The remainder of the weekend was filled with dining, cleaning, gardening, and resting.

And lots of huggles, wrestles, and tickles when Miss M came home. 🙂

Something isn’t quite right. I’m not sure what it is yet, but I don’t think the status quo can continue rolling along. I’m starting to smell the winds of change. I feel stymied. I don’t know what to do. I feel that I am not doing a good enough job at being a mother, wife, friend, or myself. Time time time I scream I need more. I can’t do anything. I have no time, no energy, no will. Something needs to happen. There is a certain joy that is missing, that we had just a few months ago. I feel like the bottom is falling out of what seemed like it would last for another year or two, until our planned change. I’m wondering if it needs to happen sooner. I’m really starting to feel a pull that my life needs to be spent in a more productive way and more dedicated to my family. I feel like I am the weak link. I’m not good enough, can’t do enough. I’m afraid I’m letting people down.
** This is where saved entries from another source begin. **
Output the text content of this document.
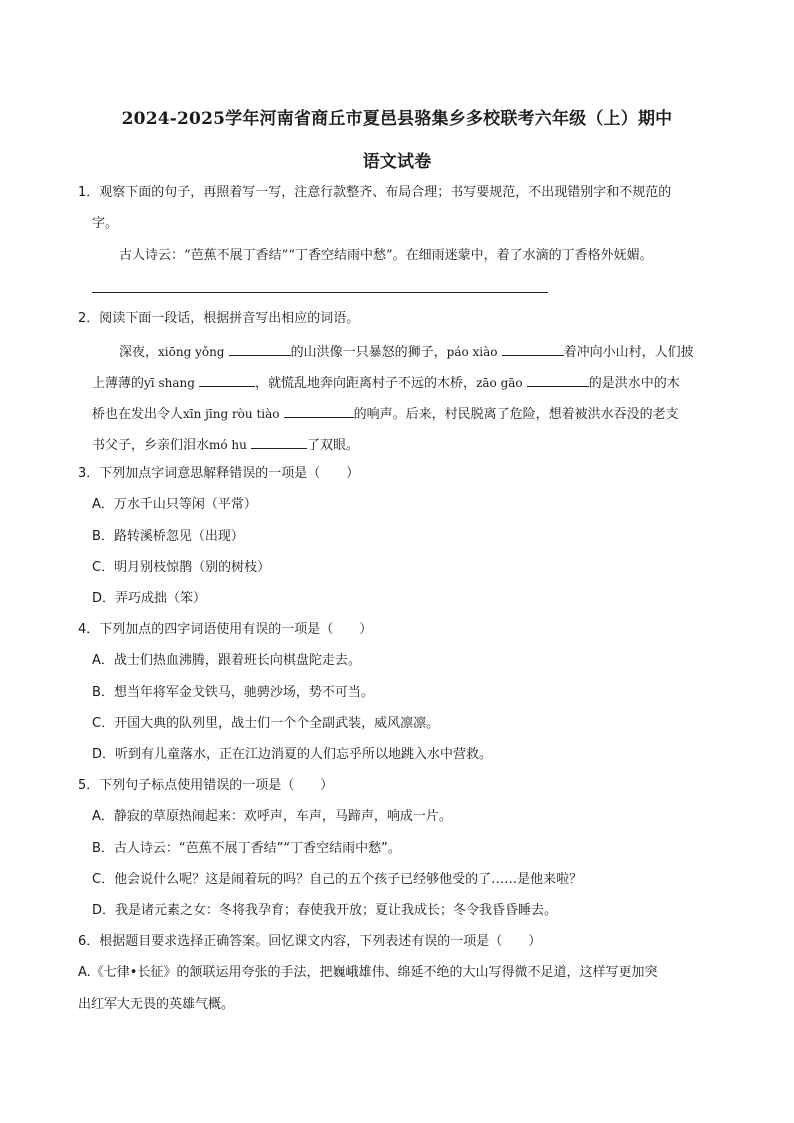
2024-2025学年河南省商丘市夏邑县骆集乡多校联考六年级（上）期中
语文试卷
1．观察下面的句子，再照着写一写，注意行款整齐、布局合理；书写要规范，不出现错别字和不规范的
字。
古人诗云：“芭蕉不展丁香结”“丁香空结雨中愁”。在细雨迷蒙中，着了水滴的丁香格外妩媚。
2．阅读下面一段话，根据拼音写出相应的词语。
深夜，xiōng yǒng	的山洪像一只暴怒的狮子，páo xiào	着冲向小山村，人们披
上薄薄的yī shang	，就慌乱地奔向距离村子不远的木桥，zāo gāo	的是洪水中的木
桥也在发出令人xīn jīng ròu tiào	的响声。后来，村民脱离了危险，想着被洪水吞没的老支
书父子，乡亲们泪水mó hu	了双眼。
3．下列加点字词意思解释错误的一项是（　　）
A．万水千山只等闲（平常）
B．路转溪桥忽见（出现）
C．明月别枝惊鹊（别的树枝）
D．弄巧成拙（笨）
4．下列加点的四字词语使用有误的一项是（　　）
A．战士们热血沸腾，跟着班长向棋盘陀走去。
B．想当年将军金戈铁马，驰骋沙场，势不可当。
C．开国大典的队列里，战士们一个个全副武装，威风凛凛。
D．听到有儿童落水，正在江边消夏的人们忘乎所以地跳入水中营救。
5．下列句子标点使用错误的一项是（　　）
A．静寂的草原热闹起来：欢呼声，车声，马蹄声，响成一片。
B．古人诗云：“芭蕉不展丁香结”“丁香空结雨中愁”。
C．他会说什么呢？这是闹着玩的吗？自己的五个孩子已经够他受的了……是他来啦？
D．我是诸元素之女：冬将我孕育；春使我开放；夏让我成长；冬令我昏昏睡去。
6．根据题目要求选择正确答案。回忆课文内容，下列表述有误的一项是（　　）
A.《七律•长征》的颔联运用夸张的手法，把巍峨雄伟、绵延不绝的大山写得微不足道，这样写更加突
出红军大无畏的英雄气概。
Here comes the guilt, again.

Concentration is not my friend today. It’s beautiful outside. It’s Friday. My workload is under control at work. I was grooving out to some Erykah Badu and Rusted Root on my drive to work, over Lake Washington’s beautiful blue waters! Ahhh…. nice day. I’m looking forward to a Friday Party at work on the deck, and some of my dearest friends’ company later this evening.

I’m so happy it’s finally SUMMER!!!!